Elle est plus libérée que la majorité des femmes d’aujourd’hui. Lorsque la série a été diffusée aux États-Unis, beaucoup étaient outrés. Ils se demandaient comment les gens pouvaient regarder une série avec un personnage principal ayant si peu de valeurs morales. D’autres téléspectateurs se sont mis à regarder la série en réaction à ces propos, en disant : James Bond a couché avec des centaines de femmes, les laissant pour mortes et personne ne s’en est jamais vraiment soucié. Phryne ne brise pas des cœurs, elle apprécie la compagnie des hommes qu’elle trouve attirants pour son propre plaisir. Elle est aussi très moderne parce qu’incroyablement indépendante. Même amoureuse, elle n’est pas prête à épouser un homme parce qu’elle ne veut pas qu’il compromette sa vie pour elle. Et elle est très généreuse. Elle aide les autres en s’amusant. Et ça, c’est très moderne !

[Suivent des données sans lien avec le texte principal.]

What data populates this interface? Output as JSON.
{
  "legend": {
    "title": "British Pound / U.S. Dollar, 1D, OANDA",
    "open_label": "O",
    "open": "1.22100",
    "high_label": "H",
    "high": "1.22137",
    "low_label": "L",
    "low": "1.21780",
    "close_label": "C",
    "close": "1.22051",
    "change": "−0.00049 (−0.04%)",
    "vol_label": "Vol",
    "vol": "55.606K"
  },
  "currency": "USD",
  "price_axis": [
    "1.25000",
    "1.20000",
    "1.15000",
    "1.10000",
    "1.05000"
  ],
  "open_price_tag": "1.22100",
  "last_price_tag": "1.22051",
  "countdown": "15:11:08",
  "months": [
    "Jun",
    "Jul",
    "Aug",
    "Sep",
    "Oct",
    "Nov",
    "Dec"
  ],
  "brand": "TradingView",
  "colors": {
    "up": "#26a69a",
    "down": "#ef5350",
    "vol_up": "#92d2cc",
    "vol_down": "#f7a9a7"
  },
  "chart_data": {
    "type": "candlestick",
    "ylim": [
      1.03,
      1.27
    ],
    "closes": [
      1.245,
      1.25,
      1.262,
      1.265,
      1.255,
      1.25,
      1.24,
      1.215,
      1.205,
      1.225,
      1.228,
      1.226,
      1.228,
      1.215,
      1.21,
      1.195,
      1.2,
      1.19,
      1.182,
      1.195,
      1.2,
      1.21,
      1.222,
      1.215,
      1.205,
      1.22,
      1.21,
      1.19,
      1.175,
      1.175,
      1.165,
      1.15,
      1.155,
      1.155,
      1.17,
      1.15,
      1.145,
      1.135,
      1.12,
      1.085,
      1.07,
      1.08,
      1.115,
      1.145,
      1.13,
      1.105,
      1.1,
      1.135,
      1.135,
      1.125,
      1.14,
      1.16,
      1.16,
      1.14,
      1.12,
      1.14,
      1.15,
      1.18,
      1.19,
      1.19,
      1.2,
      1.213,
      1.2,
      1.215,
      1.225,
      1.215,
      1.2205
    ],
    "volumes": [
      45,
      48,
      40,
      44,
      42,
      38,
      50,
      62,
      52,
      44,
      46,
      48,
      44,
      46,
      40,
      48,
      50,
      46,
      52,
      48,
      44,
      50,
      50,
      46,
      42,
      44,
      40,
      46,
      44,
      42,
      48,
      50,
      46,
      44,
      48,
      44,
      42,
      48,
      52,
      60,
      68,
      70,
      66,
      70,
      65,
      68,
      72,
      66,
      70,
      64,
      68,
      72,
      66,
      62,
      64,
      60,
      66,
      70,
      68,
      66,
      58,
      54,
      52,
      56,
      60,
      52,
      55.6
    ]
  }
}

« Phryne Fisher est plus libérée que la majorité des femmes d’aujourd’hui »

Vous avez joué dans La Gifle, qui est un succès d’estime en France. La télévision australienne est-elle toujours aussi audacieuse ?

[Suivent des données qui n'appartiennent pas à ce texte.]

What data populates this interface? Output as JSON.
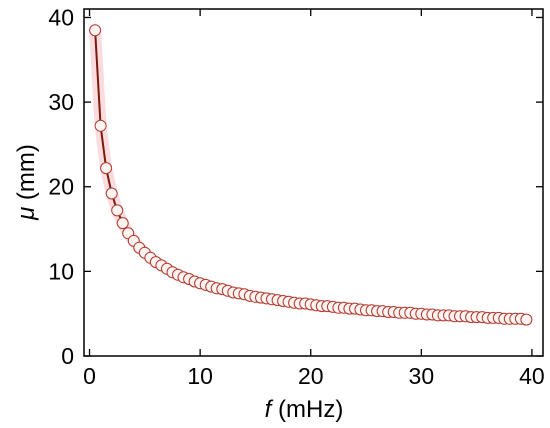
{
  "chart_data": {
    "type": "line",
    "title": "",
    "xlabel": {
      "symbol": "f",
      "unit": " (mHz)"
    },
    "ylabel": {
      "symbol": "μ",
      "unit": " (mm)"
    },
    "xlim": [
      -0.5,
      41
    ],
    "ylim": [
      0,
      41
    ],
    "xticks": [
      0,
      10,
      20,
      30,
      40
    ],
    "yticks": [
      0,
      10,
      20,
      30,
      40
    ],
    "grid": false,
    "legend": "none",
    "colors": {
      "line": "#7a1a08",
      "marker_edge": "#b03a2e",
      "marker_fill": "#fff4f2",
      "glow": "#f6c5cc"
    },
    "series": [
      {
        "x": [
          0.5,
          1.0,
          1.5,
          2.0,
          2.5,
          3.0,
          3.5,
          4.0,
          4.5,
          5.0,
          5.5,
          6.0,
          6.5,
          7.0,
          7.5,
          8.0,
          8.5,
          9.0,
          9.5,
          10.0,
          10.5,
          11.0,
          11.5,
          12.0,
          12.5,
          13.0,
          13.5,
          14.0,
          14.5,
          15.0,
          15.5,
          16.0,
          16.5,
          17.0,
          17.5,
          18.0,
          18.5,
          19.0,
          19.5,
          20.0,
          20.5,
          21.0,
          21.5,
          22.0,
          22.5,
          23.0,
          23.5,
          24.0,
          24.5,
          25.0,
          25.5,
          26.0,
          26.5,
          27.0,
          27.5,
          28.0,
          28.5,
          29.0,
          29.5,
          30.0,
          30.5,
          31.0,
          31.5,
          32.0,
          32.5,
          33.0,
          33.5,
          34.0,
          34.5,
          35.0,
          35.5,
          36.0,
          36.5,
          37.0,
          37.5,
          38.0,
          38.5,
          39.0,
          39.5
        ],
        "y": [
          38.5,
          27.2,
          22.2,
          19.2,
          17.2,
          15.7,
          14.5,
          13.6,
          12.8,
          12.2,
          11.6,
          11.1,
          10.7,
          10.3,
          9.9,
          9.6,
          9.3,
          9.1,
          8.8,
          8.6,
          8.4,
          8.2,
          8.0,
          7.9,
          7.7,
          7.5,
          7.4,
          7.3,
          7.1,
          7.0,
          6.9,
          6.8,
          6.7,
          6.6,
          6.5,
          6.4,
          6.3,
          6.2,
          6.2,
          6.1,
          6.0,
          5.9,
          5.9,
          5.8,
          5.7,
          5.7,
          5.6,
          5.6,
          5.5,
          5.4,
          5.4,
          5.3,
          5.3,
          5.2,
          5.2,
          5.1,
          5.1,
          5.1,
          5.0,
          5.0,
          4.9,
          4.9,
          4.8,
          4.8,
          4.8,
          4.7,
          4.7,
          4.7,
          4.6,
          4.6,
          4.6,
          4.5,
          4.5,
          4.5,
          4.4,
          4.4,
          4.4,
          4.4,
          4.3
        ]
      }
    ]
  }
}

C’est très varié. La Gifle a été produite par Match Box et ABC. C’était l’adaptation d’un roman en huit chapitres. J’ai commencé à travailler sur mon personnage, Anouk, trois mois avant le tournage avec Jessica Hobbs, la réalisatrice. Tout le monde était très ouvert aux propositions venant de moi et de l’auteur. Il y avait une volonté commune d’extraire le meilleur du livre pour le mettre dans le scénario. Je suis extrêmement fière de ça. Et j’ai été très impressionnée en découvrant le résultat final. Il n’a pas eu de retouches de la part d’ABC. C’est assez inhabituel. De manière diplomatique, je dirais qu’ils touchent beaucoup plus à Miss Fisher.

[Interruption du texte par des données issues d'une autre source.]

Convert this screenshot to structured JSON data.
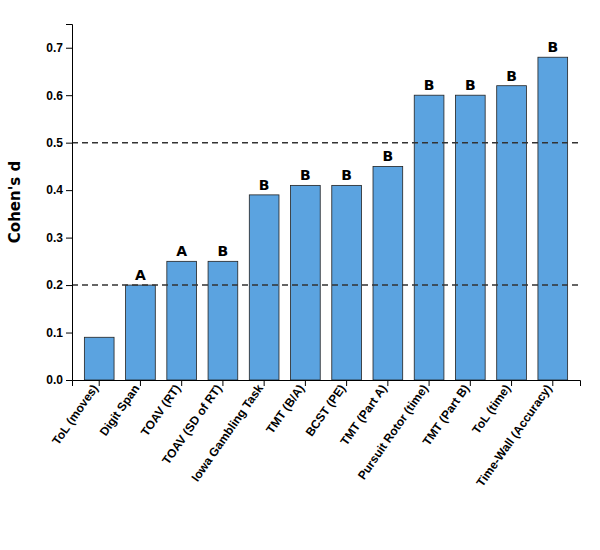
{
  "chart_data": {
    "type": "bar",
    "categories": [
      "ToL (moves)",
      "Digit Span",
      "TOAV (RT)",
      "TOAV (SD of RT)",
      "Iowa Gambling Task",
      "TMT (B/A)",
      "BCST (PE)",
      "TMT (Part A)",
      "Pursuit Rotor (time)",
      "TMT (Part B)",
      "ToL (time)",
      "Time-Wall (Accuracy)"
    ],
    "values": [
      0.09,
      0.2,
      0.25,
      0.25,
      0.39,
      0.41,
      0.41,
      0.45,
      0.6,
      0.6,
      0.62,
      0.68
    ],
    "bar_labels": [
      null,
      "A",
      "A",
      "B",
      "B",
      "B",
      "B",
      "B",
      "B",
      "B",
      "B",
      "B"
    ],
    "color": "#5BA3E0",
    "y_label": "Cohen's d",
    "ylim": [
      0,
      0.75
    ],
    "yticks": [
      {
        "value": 0.0,
        "label": "0.0"
      },
      0.1,
      0.2,
      0.3,
      0.4,
      0.5,
      0.6,
      0.7
    ],
    "hlines": [
      0.2,
      0.5
    ],
    "grid": false
  }
}
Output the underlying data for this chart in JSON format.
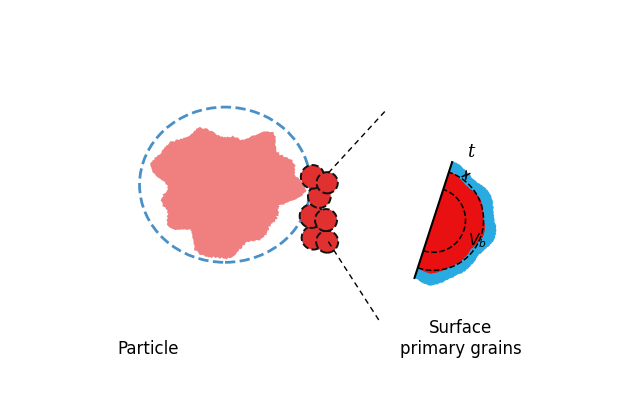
{
  "particle_color": "#F08080",
  "particle_ellipse_color": "#4A90C8",
  "grain_fill_color": "#E03030",
  "grain_edge_color": "#111111",
  "blue_layer_color": "#29ABE2",
  "red_inner_color": "#E81010",
  "label_particle": "Particle",
  "label_surface": "Surface\nprimary grains",
  "label_t": "t",
  "label_vb": "$V_b$",
  "bg_color": "#ffffff",
  "figw": 6.19,
  "figh": 3.93,
  "dpi": 100
}
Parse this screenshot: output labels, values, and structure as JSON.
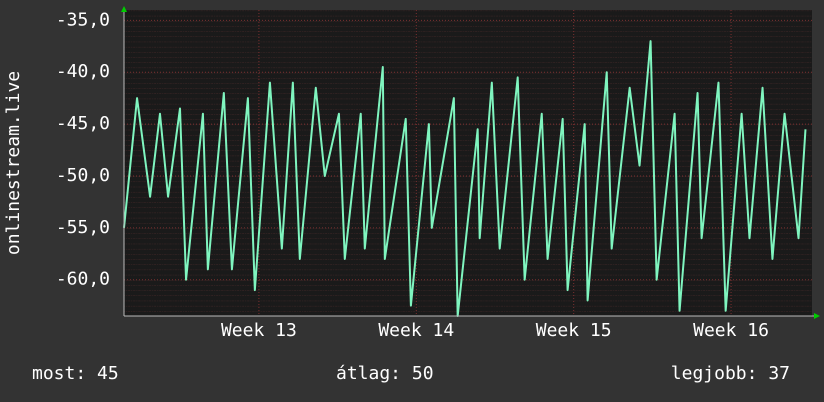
{
  "chart_data": {
    "type": "line",
    "y_label": "onlinestream.live",
    "x": [
      0,
      0.58,
      1.16,
      1.6,
      1.96,
      2.49,
      2.76,
      3.51,
      3.73,
      4.44,
      4.8,
      5.51,
      5.82,
      6.49,
      7.02,
      7.51,
      7.82,
      8.53,
      8.93,
      9.56,
      9.82,
      10.53,
      10.71,
      11.51,
      11.6,
      12.53,
      12.76,
      13.56,
      13.69,
      14.67,
      14.84,
      15.73,
      15.82,
      16.36,
      16.71,
      17.51,
      17.82,
      18.58,
      18.84,
      19.51,
      19.73,
      20.49,
      20.62,
      21.47,
      21.69,
      22.49,
      22.93,
      23.42,
      23.69,
      24.49,
      24.71,
      25.51,
      25.69,
      26.44,
      26.76,
      27.47,
      27.82,
      28.4,
      28.84,
      29.38,
      30,
      30.31
    ],
    "series": [
      {
        "name": "onlinestream.live",
        "color": "#7ff5bf",
        "values": [
          -55,
          -42.5,
          -52,
          -44,
          -52,
          -43.5,
          -60,
          -44,
          -59,
          -42,
          -59,
          -42.5,
          -61,
          -41,
          -57,
          -41,
          -58,
          -41.5,
          -50,
          -44,
          -58,
          -44,
          -57,
          -39.5,
          -58,
          -44.5,
          -62.5,
          -45,
          -55,
          -42.5,
          -63.5,
          -45.5,
          -56,
          -41,
          -57,
          -40.5,
          -60,
          -44,
          -58,
          -44.5,
          -61,
          -45,
          -62,
          -40,
          -57,
          -41.5,
          -49,
          -37,
          -60,
          -44,
          -63,
          -42,
          -56,
          -41,
          -63,
          -44,
          -56,
          -41.5,
          -58,
          -44,
          -56,
          -45.5
        ]
      }
    ],
    "xlim": [
      0,
      30.6
    ],
    "xticks": [
      {
        "value": 6,
        "label": "Week 13"
      },
      {
        "value": 13,
        "label": "Week 14"
      },
      {
        "value": 20,
        "label": "Week 15"
      },
      {
        "value": 27,
        "label": "Week 16"
      }
    ],
    "ylim": [
      -63.5,
      -34
    ],
    "yticks": [
      {
        "value": -60,
        "label": "-60,0"
      },
      {
        "value": -55,
        "label": "-55,0"
      },
      {
        "value": -50,
        "label": "-50,0"
      },
      {
        "value": -45,
        "label": "-45,0"
      },
      {
        "value": -40,
        "label": "-40,0"
      },
      {
        "value": -35,
        "label": "-35,0"
      }
    ],
    "grid": true,
    "footer": {
      "current": "most: 45",
      "average": "átlag: 50",
      "best": "legjobb: 37"
    }
  }
}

Sur quels éléments interviennent-ils ?

Ils ont un peu peur qu’une enquête soit trop drôle ou trop osée, trop sombre ou trop légère. Lors de l’épisode du train de la première saison, on a fait une scène où j’étais agrippée à une barre, comme un singe à une branche, sur la plate-forme d’un train, balancée dans tous les sens. Cette scène n’a pas été gardée, car ils l’ont jugée trop dangereuse. C’est pourtant l’essence du personnage. Elle aime le risque, la nouveauté, et choquer les gens. La chaîne a peur que Miss Fisher soit trop moderne. ABC est plus influencée par les productions britanniques que par les Américains. Et la télévision publique, c’est aussi beaucoup de bureaucratie. Les gens écrivent tout le temps pour se plaindre. Alors, je crois qu’ils ont un peu peur. Mais sur la saison 2, ils se sont détendus. La série a été un énorme succès pour eux. Donc je pense qu’ils seront plus courageux à l’avenir.

Allez-vous faire une saison 3 ?

La décision n’a pas encore été prise par ABC. Il y a eu un changement de direction. Je crois que Miss Fisher n’est pas sa tasse de thé (rires). Et il y a de nouveaux financements à trouver. [Depuis cette interview, la chaîne a annoncé la production d’une saison 3 de Miss Fisher’s Murder Mysteries, ndlr.]